If not enough improvement is made within this timeframe so that there is still a rating of inadequate for any key question or overall, we will take action in line with our enforcement procedures to begin the process of preventing the provider from operating this service. This will lead to cancelling their registration or to varying the terms of their registration within six months if they do not improve. This service will continue to be kept under review and, if needed, could be escalated to urgent enforcement action. Where necessary, another inspection will be conducted within a further six months, and if there is not enough improvement so there is still a rating of inadequate for any key question or overall, we will take action to prevent the provider from operating this service. This will lead to cancelling their registration or to varying the terms of their registration.

For adult social care services the maximum time for being in special measures will usually be no more than 12 months. If the service has demonstrated improvements when we inspect it and it is no longer rated as inadequate for any of the five key questions it will no longer be in special measures.

You can see what action we told the provider to take at the back of the full version of the report.

17 December 2014

During a routine inspection

The inspection took place on 17 December 2014 and was unannounced.

This was the first inspection of Blossom Care Home. The home was previously registered as Angel Care Home and Vicarage House.

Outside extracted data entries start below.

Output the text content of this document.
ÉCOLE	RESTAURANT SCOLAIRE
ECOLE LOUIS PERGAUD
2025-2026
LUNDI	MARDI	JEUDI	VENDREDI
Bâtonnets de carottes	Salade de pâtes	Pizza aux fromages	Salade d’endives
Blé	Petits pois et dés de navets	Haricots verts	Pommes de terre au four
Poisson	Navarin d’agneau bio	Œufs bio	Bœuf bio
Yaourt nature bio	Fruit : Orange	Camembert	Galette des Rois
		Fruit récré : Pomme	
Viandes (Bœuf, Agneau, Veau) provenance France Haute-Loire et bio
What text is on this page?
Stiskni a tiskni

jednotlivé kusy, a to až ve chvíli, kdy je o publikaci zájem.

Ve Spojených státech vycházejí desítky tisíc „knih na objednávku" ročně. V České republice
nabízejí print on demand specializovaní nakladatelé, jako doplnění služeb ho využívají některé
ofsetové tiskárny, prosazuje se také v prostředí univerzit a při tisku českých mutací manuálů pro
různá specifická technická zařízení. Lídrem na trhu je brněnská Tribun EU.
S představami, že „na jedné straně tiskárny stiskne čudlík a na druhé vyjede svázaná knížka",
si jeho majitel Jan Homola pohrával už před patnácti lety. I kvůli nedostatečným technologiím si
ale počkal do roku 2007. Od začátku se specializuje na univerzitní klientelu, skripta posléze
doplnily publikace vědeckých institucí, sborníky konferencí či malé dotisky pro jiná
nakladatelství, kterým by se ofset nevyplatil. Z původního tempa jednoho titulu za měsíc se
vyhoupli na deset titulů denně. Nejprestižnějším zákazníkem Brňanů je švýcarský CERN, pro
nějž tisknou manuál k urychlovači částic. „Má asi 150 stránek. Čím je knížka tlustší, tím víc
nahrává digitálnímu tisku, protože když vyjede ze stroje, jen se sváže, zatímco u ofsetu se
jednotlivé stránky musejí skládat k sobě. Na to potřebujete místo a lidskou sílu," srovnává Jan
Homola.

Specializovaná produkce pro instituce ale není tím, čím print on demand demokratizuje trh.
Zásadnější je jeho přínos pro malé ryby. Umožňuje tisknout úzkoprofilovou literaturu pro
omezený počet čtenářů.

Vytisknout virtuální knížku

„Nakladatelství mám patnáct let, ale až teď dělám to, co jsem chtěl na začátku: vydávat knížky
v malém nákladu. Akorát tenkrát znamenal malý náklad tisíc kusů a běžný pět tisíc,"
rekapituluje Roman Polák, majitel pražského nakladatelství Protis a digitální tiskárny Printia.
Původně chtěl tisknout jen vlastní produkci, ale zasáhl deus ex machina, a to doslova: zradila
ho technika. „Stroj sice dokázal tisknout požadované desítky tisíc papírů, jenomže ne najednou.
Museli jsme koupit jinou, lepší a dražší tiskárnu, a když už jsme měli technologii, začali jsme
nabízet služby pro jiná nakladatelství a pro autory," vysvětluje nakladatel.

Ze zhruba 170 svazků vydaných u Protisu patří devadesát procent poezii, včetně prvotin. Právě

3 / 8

The service provides accommodation for up to 20 older people. There were 12 people living in the home on the day of the inspection. Blossom Care Home is situated in a residential area of Dewsbury.

At the time of our inspection there was a registered manager in post. A registered manager is a person who has registered with the Care Quality Commission (CQC) to manage the service and has the legal responsibility for meeting the requirements of the law; as does the provider. The registered manager was not available during our inspection.

The service was friendly, caring and welcoming with a homely feel. People were relaxed and content and staff knew each person’s needs. People told us they felt safe, although not all systems were in place to ensure their safety, such as checks of hot water temperatures.

Some people’s care records had not been updated and lacked current information for staff to be able to support their individual needs appropriately.

Interaction with people was respectful and their dignity was adequately promoted. Staff were patient, kind and discreet when assisting people with personal care and they encouraged people to be independent.  People were given explanations about their medication and staff took time to make sure people were supported during medication rounds. Staff checked whether people were in pain and responded appropriately when they were.

Staff worked together well and there was good communication between care staff to ensure people’s care was managed appropriately. However, some people required two staff to assist them and when there were only two staff on duty, this meant staff were unable to respond to other people’s needs.

Staff had few opportunities for regular training and professional development and many important aspects of training were out of date, which meant staff may not have relevant skills or knowledge to support people safely and effectively.

People praised the service and the staff’s caring skills, although they said there were few daytime activities and they did not have enough to do with their time.

Systems to monitor and review the quality of the provision were inconsistently applied and not kept up to date to ensure the smooth running of the service.

You can see what action we told the provider to take at the back of the full version of the report.